The two players come out very evenly in terms of passing, with the average pass length of both at 14m, but Morata (78%) edges Costa (75%) with the accuracy of his passes.
Costa’s slightly poorer accuracy could be down to him attempting 11% more forward passes than Morata.
Despite his burly frame, Costa gives Chelsea another option driving forward at the opposition defence. He attempted 3.8 dribbles per match last campaign – 2.3 more than Morata – and was successful 42% of the time.
It may surprise you that, Costa, who was involved in over three times more headed duels than Morata, only came out on top 25% of the time, with the less physically-imposing Morata winning 50% of his tussles.

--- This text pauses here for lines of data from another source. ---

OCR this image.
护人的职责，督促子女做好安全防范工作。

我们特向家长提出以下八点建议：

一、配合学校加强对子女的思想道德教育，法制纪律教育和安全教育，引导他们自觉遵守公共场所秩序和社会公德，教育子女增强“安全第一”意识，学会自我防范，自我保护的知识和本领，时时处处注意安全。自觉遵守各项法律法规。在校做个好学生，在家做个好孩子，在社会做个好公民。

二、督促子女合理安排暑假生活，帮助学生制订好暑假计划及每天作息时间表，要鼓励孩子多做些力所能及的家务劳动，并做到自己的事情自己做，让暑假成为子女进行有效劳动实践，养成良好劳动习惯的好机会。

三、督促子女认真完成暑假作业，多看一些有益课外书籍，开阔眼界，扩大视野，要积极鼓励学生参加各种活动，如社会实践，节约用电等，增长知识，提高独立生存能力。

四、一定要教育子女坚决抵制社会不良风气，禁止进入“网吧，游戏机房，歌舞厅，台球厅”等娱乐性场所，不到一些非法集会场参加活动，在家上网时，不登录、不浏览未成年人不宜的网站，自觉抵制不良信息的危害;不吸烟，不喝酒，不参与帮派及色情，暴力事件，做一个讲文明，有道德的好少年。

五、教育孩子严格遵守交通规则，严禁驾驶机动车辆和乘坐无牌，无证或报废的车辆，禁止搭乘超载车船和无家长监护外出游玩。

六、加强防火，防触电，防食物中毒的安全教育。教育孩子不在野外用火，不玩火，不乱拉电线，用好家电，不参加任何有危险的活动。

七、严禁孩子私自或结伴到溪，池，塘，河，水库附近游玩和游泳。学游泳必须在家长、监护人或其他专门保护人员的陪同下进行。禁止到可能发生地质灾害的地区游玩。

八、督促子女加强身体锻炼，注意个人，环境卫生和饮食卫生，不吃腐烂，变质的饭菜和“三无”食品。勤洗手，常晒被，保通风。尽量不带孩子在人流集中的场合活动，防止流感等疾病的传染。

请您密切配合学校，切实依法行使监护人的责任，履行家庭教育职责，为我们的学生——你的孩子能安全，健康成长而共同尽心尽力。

It’s not their main job, but it is becoming more important for strikers to do their defensive duties nowadays – with lots of managers preferring to play with a high press.
In 2016-17, Morata (1) attempted slightly less tackles per 90 minutes than Costa (1.1) but came out with the ball on 0.6 occasions per match while Costa was slightly behind, winning the ball on 0.5 attempts.
Considering Costa has a bad boy reputation in the Premier League his tally of 10 yellow cards and no red cards was quite impressive, while eight yellow cards for Morata seems high in only 1334 minutes of football.
Costa helped his team-mates out more with 1.1 clearances per 90 minutes compared with Morata’s 0.7, while there was no separating them in terms on interceptions with both players only achieving 0.2 per 90 minutes played.